Erin Markham, owner of the The Saucy Noodle ("If You Don't Like Garlic, Go Home"), found a surprising notice on the front of her 55-year-old restaurant at 727 South University on Monday, February 24: The city had received a Certificate of Demolition Eligibility Application notice from the building's owner.
Until Denver City Council tweaked the city's landmark rules last fall, this notice was called a Certificate of Non-Historic Status, but its meaning is the same: The owner would like to have the ability to demolish the building, and the city is making a last call to find out if anyone wants to file for landmark designation on the property. If no one does — and an applicant can be anyone from a red sauce-lover to a Denver City Council member, who would not even need to pay the $725 application fee — within a designated time period (March 17, in this case), the building's owner could be given the right to demolish the building within the next five years.
Markham, granddaughter of the Saucy Noodle's founder, Sam Badis, says the notice came as a complete surprise; she and her husband, Nathan, run the restaurant, and their lease isn't set to expire until the end of 2020. At the same time the notice appeared on the door, the filing showed up on the city's Landmark Preservation page on the Denver Community Planning and Development site. The landlord, who does business as Bonnie Brae Retail, has owned the building for as long as the Saucy Noodle has been serving up spaghetti and meatballs on the block.
"This is a complete disruption of my business," Markham notes. "This is how my staff found out, this is how my customers found out, this is how I found out. It's a complete disrespect. For 55 years of good tenants, have the decency to tell us in person."
The Markhams posted this message on the Saucy Noodle's Facebook page to let their customers know what's happening:
Dear Saucy Noodle family. Today we were totally blindsided by the picture below. We have had no communication from our landlord regarding this notice and we are extremely saddened by this on all levels. We have been tenants here for 55 years. We deserved to be notified, to let our staff know at least, they deserved better.
We currently have a lease to occupy the premises until December 31st of this year and have not been told anything otherwise.
We know the community is concerned about the future of the neighborhood, and sadly this only confirms your fears.
Please come talk to us and we will share as much as we know when and if we do.
Also please don't abandoned us, we need you now more than ever.
The Markhams and Saucy Noodle family
This is not the first time that such an application has been filed on the 700 block of South University Boulevard; last year Dire Investment LLC, which owns the even older Bonnie Brae Tavern, filed for a Certificate of Non-Historic Status. That restaurant has been open since 1934, and the posting sent shock waves through the neighborhood. Ultimately, though, no one filed an application for historic designation, and the certificate was granted. A deal is now in the works to sell the property occupied by the Bonnie Brae, as well as the surrounding land; if it comes to fruition in the next few months, a several-story apartment/retail complex will replace the longtime watering hole.

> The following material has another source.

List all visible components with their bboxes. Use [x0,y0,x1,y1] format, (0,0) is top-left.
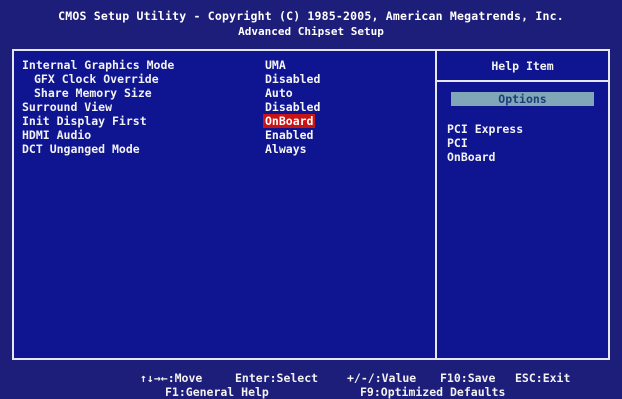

Those aren't the only changes on the block: The building just a few doors north of the Saucy Noodle and just south of the revamped Campus Lounge (third time's a charm), which is currently occupied by an INK! coffee shop, just changed hands for $2.45 million. And more deals are rumored on the block; the notice posted on the Saucy Noodle covers addresses from 715 to 731 South University.
Unlike at the Bonnie Brae Tavern, where the family owns both the restaurant and the property, the Markhams are tenants on that stretch. And while neighbors responded with anger when the Dires filed their application, regulars are now rallying around the Saucy Noodle.
Despite Markham's frustration at the situation, she says she doesn't think the building itself is worth being registered as a landmark, so she's not considering pursuing that angle. After the lease expiration, she notes, "Our plan was to try and relocate — something hopefully we could purchase," although now the timeline feels accelerated.
So far, no one else has filed for historic designation on the building, but you can expect this fight to stay spicy.
Update: This story has been updated to include comments from Erin Markham.